Later that afternoon, I met Ketut back down at the beach. A power nap and a few ice-cold drinks later and the day's surfing conditions seemed to have taken a turn for the better: the waves were calmer, the crowds had thinned, and the Balinese children had all but disappeared. Launching my board out to sea, I spotted a set of perfectly curled waves headed my way. Using my feet to swivel my board around, I began to paddle back towards the beach, using fast and long strokes. Like a baby first learning to walk, I wobbled as I stood up, but quickly managed to regain my balance by by twisting my body and putting more weight on my back foot. As I felt myself being swept forward by a rush of water, it occurred to me that I was still standing. I cannot say for certain how long the moment lasted before I wiped out. It may have been a minute, it may have been far less, but for those few exhilarating seconds there was no doubt in my mind that I was surfing.

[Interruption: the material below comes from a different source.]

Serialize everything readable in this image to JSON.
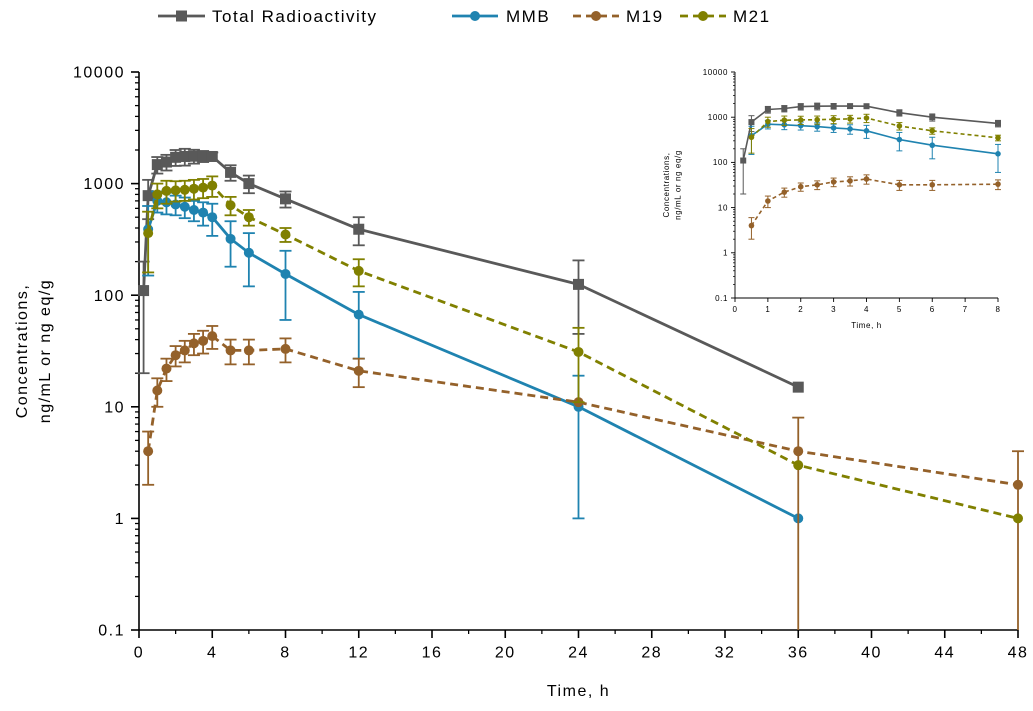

With every passing wave, I grew more confident and by the end of the lesson not only did I have better control of the board but I had also managed to ride my first mini swell all the way to the beach. Of course, I realised that my surfing abilities were limited to the size and strength of the waves. And as we bade farewell, Ketut warned me against trying to surf any swells that were taller than me. In the days that followed I went surfing at Legian beach and again at Kuta, both times without an instructor. After just one lesson I felt that I had the hang of it but I was under no illusions that surfing would take years to master. Learning to surf requires an extreme amount of practice and patience. You will fall down a lot. And at the end of the day you will be sore, bruised and possibly even sunburned. But for me, at least, that incredible feeling of weightlessness that comes with riding your first wave made the experience well worth it.